I then compared percentages of delays across the five cities.
by_city <- delays_long %>%
group_by(Airline, City, Status) %>%
summarise(Total = sum(Count), .groups = "drop") %>%
group_by(Airline, City) %>%
mutate(Percent = round(100 * Total / sum(Total), 1))
by_city
## # A tibble: 20 × 5
## # Groups: Airline, City [10]
## Airline City Status Total Percent
## <chr> <chr> <chr> <dbl> <dbl>
## 1 ALASKA Los.Angeles delayed 62 11.1
## 2 ALASKA Los.Angeles on time 497 88.9
## 3 ALASKA Phoenix delayed 12 5.2
## 4 ALASKA Phoenix on time 221 94.8
## 5 ALASKA San.Diego delayed 20 8.6
## 6 ALASKA San.Diego on time 212 91.4
## 7 ALASKA San.Francisco delayed 102 16.9
## 8 ALASKA San.Francisco on time 503 83.1
## 9 ALASKA Seattle delayed 305 14.2
## 10 ALASKA Seattle on time 1841 85.8
## 11 AM WEST Los.Angeles delayed 117 14.4
## 12 AM WEST Los.Angeles on time 694 85.6
## 13 AM WEST Phoenix delayed 415 7.9
## 14 AM WEST Phoenix on time 4840 92.1
## 15 AM WEST San.Diego delayed 65 14.5
## 16 AM WEST San.Diego on time 383 85.5
## 17 AM WEST San.Francisco delayed 129 28.7
## 18 AM WEST San.Francisco on time 320 71.3
## 19 AM WEST Seattle delayed 61 23.3
## 20 AM WEST Seattle on time 201 76.7
Observation: When the data is broken down by city, AM West has a higher delay percentage in every single city.

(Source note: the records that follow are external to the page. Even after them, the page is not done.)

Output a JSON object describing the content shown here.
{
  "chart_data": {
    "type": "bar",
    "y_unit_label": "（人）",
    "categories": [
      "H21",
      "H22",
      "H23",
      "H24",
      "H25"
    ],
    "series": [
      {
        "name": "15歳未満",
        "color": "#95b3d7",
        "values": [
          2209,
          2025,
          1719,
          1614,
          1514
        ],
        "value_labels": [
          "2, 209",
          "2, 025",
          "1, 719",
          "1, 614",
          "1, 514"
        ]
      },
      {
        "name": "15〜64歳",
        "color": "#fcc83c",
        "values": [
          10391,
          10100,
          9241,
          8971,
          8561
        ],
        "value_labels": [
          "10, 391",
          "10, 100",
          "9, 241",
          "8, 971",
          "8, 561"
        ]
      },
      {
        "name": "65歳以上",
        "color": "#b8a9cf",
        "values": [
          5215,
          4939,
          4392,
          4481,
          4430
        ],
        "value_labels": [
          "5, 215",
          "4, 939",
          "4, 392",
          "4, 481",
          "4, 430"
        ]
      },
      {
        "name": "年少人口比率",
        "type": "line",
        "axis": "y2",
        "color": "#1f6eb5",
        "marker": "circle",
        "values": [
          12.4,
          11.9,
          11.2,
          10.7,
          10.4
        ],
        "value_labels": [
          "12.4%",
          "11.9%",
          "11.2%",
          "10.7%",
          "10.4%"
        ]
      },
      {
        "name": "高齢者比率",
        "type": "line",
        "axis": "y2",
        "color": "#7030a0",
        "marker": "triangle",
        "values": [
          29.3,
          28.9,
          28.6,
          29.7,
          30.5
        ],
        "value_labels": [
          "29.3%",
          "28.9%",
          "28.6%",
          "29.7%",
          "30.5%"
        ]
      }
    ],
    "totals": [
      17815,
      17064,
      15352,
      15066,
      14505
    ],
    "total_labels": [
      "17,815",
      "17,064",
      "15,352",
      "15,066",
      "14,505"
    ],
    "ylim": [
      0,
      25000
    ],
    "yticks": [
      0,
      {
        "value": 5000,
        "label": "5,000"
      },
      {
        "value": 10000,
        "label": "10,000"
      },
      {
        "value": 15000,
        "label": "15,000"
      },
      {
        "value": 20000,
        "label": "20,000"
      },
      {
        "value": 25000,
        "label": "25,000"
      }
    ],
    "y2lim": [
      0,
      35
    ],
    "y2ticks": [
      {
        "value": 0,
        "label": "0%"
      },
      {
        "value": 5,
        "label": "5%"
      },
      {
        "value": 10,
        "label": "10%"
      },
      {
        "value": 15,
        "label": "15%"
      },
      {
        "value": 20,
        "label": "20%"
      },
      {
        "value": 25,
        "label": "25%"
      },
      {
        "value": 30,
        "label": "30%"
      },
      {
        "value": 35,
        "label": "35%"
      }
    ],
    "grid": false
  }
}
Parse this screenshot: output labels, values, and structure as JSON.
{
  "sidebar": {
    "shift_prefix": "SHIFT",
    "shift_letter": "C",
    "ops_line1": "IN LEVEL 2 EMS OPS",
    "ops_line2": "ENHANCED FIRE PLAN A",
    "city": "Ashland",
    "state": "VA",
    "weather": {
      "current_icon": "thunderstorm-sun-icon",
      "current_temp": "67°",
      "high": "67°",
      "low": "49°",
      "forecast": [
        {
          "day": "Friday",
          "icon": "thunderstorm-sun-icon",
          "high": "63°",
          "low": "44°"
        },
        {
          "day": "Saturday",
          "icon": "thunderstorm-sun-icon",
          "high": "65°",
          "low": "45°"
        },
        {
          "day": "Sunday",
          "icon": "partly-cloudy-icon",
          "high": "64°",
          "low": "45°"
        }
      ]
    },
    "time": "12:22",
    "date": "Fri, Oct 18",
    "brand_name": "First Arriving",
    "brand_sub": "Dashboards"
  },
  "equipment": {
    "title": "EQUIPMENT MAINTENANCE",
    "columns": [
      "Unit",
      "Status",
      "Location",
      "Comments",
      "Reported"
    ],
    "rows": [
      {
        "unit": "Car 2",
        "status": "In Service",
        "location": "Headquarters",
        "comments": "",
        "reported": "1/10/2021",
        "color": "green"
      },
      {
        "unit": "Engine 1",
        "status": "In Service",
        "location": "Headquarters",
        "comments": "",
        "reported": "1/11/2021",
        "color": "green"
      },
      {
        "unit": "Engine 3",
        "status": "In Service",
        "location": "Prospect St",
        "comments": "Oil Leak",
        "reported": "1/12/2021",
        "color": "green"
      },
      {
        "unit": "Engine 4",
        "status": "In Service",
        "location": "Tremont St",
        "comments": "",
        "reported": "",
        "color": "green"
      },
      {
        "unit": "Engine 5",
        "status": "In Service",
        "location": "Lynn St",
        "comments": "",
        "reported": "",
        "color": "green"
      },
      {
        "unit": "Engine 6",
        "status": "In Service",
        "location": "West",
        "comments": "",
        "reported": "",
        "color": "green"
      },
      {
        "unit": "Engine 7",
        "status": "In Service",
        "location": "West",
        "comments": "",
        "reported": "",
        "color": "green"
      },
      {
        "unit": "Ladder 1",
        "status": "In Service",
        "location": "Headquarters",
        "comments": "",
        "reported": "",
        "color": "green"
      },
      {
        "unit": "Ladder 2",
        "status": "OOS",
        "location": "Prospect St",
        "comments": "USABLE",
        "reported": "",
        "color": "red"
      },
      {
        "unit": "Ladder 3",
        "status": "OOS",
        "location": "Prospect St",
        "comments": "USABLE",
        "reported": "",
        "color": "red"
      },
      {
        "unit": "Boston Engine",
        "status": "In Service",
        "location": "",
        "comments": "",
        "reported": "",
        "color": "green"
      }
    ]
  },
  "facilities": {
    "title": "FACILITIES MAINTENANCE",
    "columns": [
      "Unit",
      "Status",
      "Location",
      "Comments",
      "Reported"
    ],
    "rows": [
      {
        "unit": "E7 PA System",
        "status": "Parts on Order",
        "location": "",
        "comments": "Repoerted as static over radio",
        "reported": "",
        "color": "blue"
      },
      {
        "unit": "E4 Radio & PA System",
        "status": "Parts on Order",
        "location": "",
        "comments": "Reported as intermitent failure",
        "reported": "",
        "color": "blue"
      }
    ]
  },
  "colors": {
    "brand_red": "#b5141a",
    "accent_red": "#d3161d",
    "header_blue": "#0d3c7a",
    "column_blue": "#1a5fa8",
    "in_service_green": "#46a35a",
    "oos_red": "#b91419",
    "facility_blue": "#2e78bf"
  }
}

The contrast between the city-by-city results and the overall totals reveals a clear example of Simpson’s paradox.
City-by-city: AM West performs worse in every city.

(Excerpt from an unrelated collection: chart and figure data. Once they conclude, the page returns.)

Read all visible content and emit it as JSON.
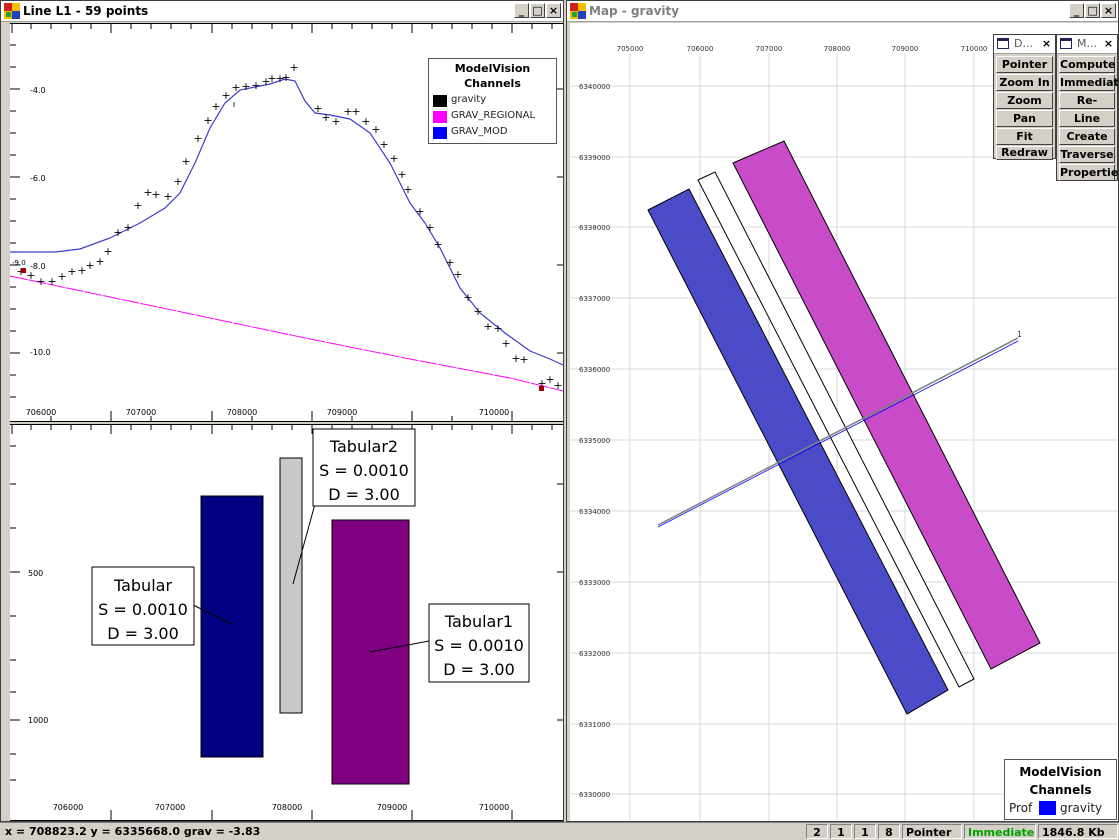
{
  "profile_window": {
    "title": "Line L1 - 59 points",
    "buttons": {
      "minimize": "_",
      "maximize": "□",
      "close": "×"
    },
    "legend": {
      "title_line1": "ModelVision",
      "title_line2": "Channels",
      "items": [
        {
          "label": "gravity",
          "color": "#000000"
        },
        {
          "label": "GRAV_REGIONAL",
          "color": "#ff00ff"
        },
        {
          "label": "GRAV_MOD",
          "color": "#0000ff"
        }
      ]
    },
    "profile_y_ticks": [
      "-4.0",
      "-6.0",
      "-8.0",
      "-10.0"
    ],
    "x_ticks": [
      "706000",
      "707000",
      "708000",
      "709000",
      "710000"
    ],
    "section_y_ticks": [
      "500",
      "1000"
    ],
    "bodies": [
      {
        "name": "Tabular",
        "s": "S = 0.0010",
        "d": "D =  3.00",
        "color": "#000080"
      },
      {
        "name": "Tabular2",
        "s": "S = 0.0010",
        "d": "D =  3.00",
        "color": "#c8c8c8"
      },
      {
        "name": "Tabular1",
        "s": "S = 0.0010",
        "d": "D =  3.00",
        "color": "#800080"
      }
    ]
  },
  "map_window": {
    "title": "Map - gravity",
    "buttons": {
      "minimize": "_",
      "maximize": "□",
      "close": "×"
    },
    "x_ticks": [
      "705000",
      "706000",
      "707000",
      "708000",
      "709000",
      "710000"
    ],
    "y_ticks": [
      "6340000",
      "6339000",
      "6338000",
      "6337000",
      "6336000",
      "6335000",
      "6334000",
      "6333000",
      "6332000",
      "6331000",
      "6330000"
    ],
    "line_label": "1",
    "legend": {
      "title_line1": "ModelVision",
      "title_line2": "Channels",
      "prefix": "Prof",
      "item": "gravity",
      "color": "#0000ff"
    }
  },
  "toolbox_d": {
    "title": "D...",
    "close": "×",
    "buttons": [
      "Pointer",
      "Zoom In",
      "Zoom Out",
      "Pan",
      "Fit",
      "Redraw"
    ]
  },
  "toolbox_m": {
    "title": "M...",
    "close": "×",
    "buttons": [
      "Compute",
      "Immediate",
      "Re-shape",
      "Line",
      "Create",
      "Traverse",
      "Properties"
    ]
  },
  "statusbar": {
    "coords": "x = 708823.2  y = 6335668.0  grav = -3.83",
    "f1": "2",
    "f2": "1",
    "f3": "1",
    "f4": "8",
    "mode": "Pointer",
    "compute": "Immediate",
    "memory": "1846.8 Kb"
  },
  "colors": {
    "tab_blue": "#4b4bc8",
    "tab_magenta": "#c84bc8",
    "line_blue": "#0000ff",
    "regional": "#ff00ff"
  }
}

Overall: Alaska appears worse. This happens because AM West has an extremely large number of flights in Phoenix, and Phoenix has a relatively low delay percentage. Because Phoenix dominates the total number of flights, it pulls AM West’s overall delay percentage down, even though AM West is worse in each individual city.
Through this analysis, I tidied the dataset, reshaped it into long format, and compared delay rates across both airlines and cities. The key insight is that AM West performs worse in every city, yet Alaska appears worse overall due to Simpson’s paradox. This demonstrates the importance of examining both aggregated and disaggregated data to avoid misleading conclusions.